Attacks inside Muslim countries, the letter-writer says, have hurt many innocent Muslims. Governments have responded swiftly by locking up supporters, cracking down on jihadi finances and even hurting legitimate charities. "The jihadi stream lost many of its honest and faithful scholars and preachers who defended jihad and adopted it causes," the letter-writer wrote.

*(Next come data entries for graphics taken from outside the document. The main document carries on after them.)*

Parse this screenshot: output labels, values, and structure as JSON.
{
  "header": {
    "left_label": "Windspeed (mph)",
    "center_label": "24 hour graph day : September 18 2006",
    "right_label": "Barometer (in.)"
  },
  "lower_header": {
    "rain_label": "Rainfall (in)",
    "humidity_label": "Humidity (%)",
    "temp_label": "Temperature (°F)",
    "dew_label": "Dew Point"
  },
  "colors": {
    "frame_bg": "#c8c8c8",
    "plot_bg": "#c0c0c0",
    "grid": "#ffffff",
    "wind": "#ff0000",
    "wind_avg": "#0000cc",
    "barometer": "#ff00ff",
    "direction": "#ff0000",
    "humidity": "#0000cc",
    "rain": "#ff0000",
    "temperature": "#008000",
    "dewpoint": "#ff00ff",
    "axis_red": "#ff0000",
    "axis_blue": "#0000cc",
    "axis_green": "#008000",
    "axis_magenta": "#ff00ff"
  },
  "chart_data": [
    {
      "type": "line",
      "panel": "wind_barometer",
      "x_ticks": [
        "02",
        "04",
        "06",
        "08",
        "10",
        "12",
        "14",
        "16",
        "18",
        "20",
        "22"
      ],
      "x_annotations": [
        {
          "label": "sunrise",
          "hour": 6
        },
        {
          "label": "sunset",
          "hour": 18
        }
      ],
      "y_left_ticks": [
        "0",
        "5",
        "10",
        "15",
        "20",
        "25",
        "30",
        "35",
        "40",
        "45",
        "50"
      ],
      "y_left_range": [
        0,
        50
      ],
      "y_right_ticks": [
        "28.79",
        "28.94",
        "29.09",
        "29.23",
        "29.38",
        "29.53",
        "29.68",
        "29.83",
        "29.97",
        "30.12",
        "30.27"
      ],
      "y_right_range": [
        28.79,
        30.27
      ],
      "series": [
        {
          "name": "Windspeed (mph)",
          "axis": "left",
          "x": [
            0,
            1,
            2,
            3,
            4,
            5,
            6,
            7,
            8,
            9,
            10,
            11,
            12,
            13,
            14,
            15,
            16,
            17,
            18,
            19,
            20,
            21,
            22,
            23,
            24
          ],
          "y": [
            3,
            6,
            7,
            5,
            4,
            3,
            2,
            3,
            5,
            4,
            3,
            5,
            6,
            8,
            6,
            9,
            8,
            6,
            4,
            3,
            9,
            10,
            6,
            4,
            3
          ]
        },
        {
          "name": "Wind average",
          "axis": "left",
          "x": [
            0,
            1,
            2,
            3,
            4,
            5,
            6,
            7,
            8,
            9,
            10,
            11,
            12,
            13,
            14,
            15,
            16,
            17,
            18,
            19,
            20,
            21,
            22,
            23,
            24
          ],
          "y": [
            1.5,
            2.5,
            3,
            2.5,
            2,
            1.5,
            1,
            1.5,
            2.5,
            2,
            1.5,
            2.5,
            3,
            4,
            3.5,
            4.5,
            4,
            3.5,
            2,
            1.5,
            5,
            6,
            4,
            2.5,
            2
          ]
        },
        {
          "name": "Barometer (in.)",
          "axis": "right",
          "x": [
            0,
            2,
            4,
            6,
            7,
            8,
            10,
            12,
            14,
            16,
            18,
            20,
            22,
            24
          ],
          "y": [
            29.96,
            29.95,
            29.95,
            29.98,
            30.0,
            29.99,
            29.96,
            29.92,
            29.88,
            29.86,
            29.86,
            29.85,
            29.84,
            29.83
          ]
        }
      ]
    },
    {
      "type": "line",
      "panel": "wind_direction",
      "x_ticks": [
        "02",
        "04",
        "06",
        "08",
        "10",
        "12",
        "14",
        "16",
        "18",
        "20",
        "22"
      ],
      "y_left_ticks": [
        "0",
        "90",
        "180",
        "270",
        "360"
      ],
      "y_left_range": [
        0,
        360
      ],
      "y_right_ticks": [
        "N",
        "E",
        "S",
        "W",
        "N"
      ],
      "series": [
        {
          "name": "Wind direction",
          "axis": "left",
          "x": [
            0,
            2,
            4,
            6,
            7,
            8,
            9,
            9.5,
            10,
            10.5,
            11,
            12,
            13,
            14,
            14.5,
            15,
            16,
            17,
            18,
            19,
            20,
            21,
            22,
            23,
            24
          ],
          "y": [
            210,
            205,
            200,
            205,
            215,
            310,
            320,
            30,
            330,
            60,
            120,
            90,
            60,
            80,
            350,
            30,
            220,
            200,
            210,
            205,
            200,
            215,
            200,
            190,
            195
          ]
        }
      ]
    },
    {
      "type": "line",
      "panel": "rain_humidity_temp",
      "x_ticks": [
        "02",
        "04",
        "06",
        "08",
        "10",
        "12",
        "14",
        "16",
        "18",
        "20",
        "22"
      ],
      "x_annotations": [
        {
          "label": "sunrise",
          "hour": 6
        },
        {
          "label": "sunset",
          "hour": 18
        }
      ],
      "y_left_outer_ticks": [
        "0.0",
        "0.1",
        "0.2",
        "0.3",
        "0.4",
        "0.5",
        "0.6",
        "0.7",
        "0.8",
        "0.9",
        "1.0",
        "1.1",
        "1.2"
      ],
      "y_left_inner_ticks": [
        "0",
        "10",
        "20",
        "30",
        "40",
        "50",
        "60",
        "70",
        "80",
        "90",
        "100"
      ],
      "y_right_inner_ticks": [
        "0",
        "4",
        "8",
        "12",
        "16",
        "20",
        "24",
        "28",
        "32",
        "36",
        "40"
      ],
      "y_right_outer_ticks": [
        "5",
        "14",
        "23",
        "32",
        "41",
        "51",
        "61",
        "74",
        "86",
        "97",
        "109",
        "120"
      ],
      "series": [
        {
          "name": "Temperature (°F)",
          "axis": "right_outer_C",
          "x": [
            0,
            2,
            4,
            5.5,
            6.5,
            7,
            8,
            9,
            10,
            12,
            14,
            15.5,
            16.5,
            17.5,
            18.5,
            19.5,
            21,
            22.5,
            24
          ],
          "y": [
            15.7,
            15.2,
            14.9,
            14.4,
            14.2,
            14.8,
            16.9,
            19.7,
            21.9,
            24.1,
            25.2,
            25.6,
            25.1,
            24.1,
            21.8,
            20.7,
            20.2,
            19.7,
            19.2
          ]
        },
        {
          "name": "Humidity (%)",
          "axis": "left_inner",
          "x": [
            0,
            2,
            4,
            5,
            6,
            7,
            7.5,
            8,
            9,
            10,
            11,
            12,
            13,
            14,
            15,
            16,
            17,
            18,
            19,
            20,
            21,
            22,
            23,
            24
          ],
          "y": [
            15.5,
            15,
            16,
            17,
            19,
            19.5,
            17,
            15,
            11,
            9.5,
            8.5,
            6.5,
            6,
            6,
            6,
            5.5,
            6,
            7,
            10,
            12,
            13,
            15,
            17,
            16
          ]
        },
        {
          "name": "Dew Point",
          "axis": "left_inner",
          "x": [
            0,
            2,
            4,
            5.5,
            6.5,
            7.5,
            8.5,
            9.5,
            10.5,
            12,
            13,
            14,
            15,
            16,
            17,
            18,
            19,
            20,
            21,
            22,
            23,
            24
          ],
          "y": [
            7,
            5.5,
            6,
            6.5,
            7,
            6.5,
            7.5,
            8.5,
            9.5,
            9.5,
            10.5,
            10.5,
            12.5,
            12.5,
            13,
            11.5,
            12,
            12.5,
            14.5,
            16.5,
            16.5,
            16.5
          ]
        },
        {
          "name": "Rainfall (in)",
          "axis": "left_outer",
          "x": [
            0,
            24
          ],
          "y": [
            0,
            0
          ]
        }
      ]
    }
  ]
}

The terrorist group was apparently awash with divisive debates about tactics and strategy, as senior leadership couldn’t decide on how to move forward, according to a cache of letters. Among the documents is an April 2011 letter from bin Laden responding to the Arab Spring, he considered a "formidable event" in the modern history of Muslims. He mentioned the need for "inciting the people who have not revolted yet, and encouraging them to get against the rulers and the methods."
Laden wanted Qaeda's North Africa branch in 2011 to spare the lives of French hostages until France held elections a year later, according to a letter recovered from his compound and published Thursday.
In a note dated April 26, 2011, only a week before he was gunned down in a nighttime raid by US Navy commandos in Pakistan, Bin Laden discussed the fate of the French hostages in a letter mostly devoted to the Arab Spring.
He writes that Al-Qaeda in the Islamic Maghreb (AQIM), known for kidnapping foreigners in the Sahel region, should keep in mind that Libyans had a favorable view of French President Nicolas Sarkozy, because of France's role in backing rebels fighting to overthrow Moamer Kadhafi's regime.
For the French hostages held by AQIM, he said he wanted to warn them against killing them "due to what will follow of negative reflections, after it became evident that most of the common people (in Libya) are supporting Sarkozy," Bin Laden wrote in one of 17 classified documents released by the US government.
"So if we need to kill them then that should be after the end of Libyan events and their developments," he writes, according to an English translation of the letter written in Arabic.
The Al-Qaeda mastermind suggests to refrain from killing the French captives "until the elections" in France in the spring of 2012.
He adds that "if that is difficult then they should exchange half of them and keep the other half which should be the higher ranking and the more important ones, and if that also is difficult then they should at a minimum keep the most important man of them till the French elections."
Bin Laden urged that any negotiations over the hostages should "not be public" and that AQIM should "place a time limit on it so that the French do not postpone the exchange."
Since September 2010, Al-Qaeda in the Islamic Maghreb has been holding several French nationals abducted from a uranium mine run by the French firm Areva at Arlit in northern Niger.
The group is holding a total of 19 hostages.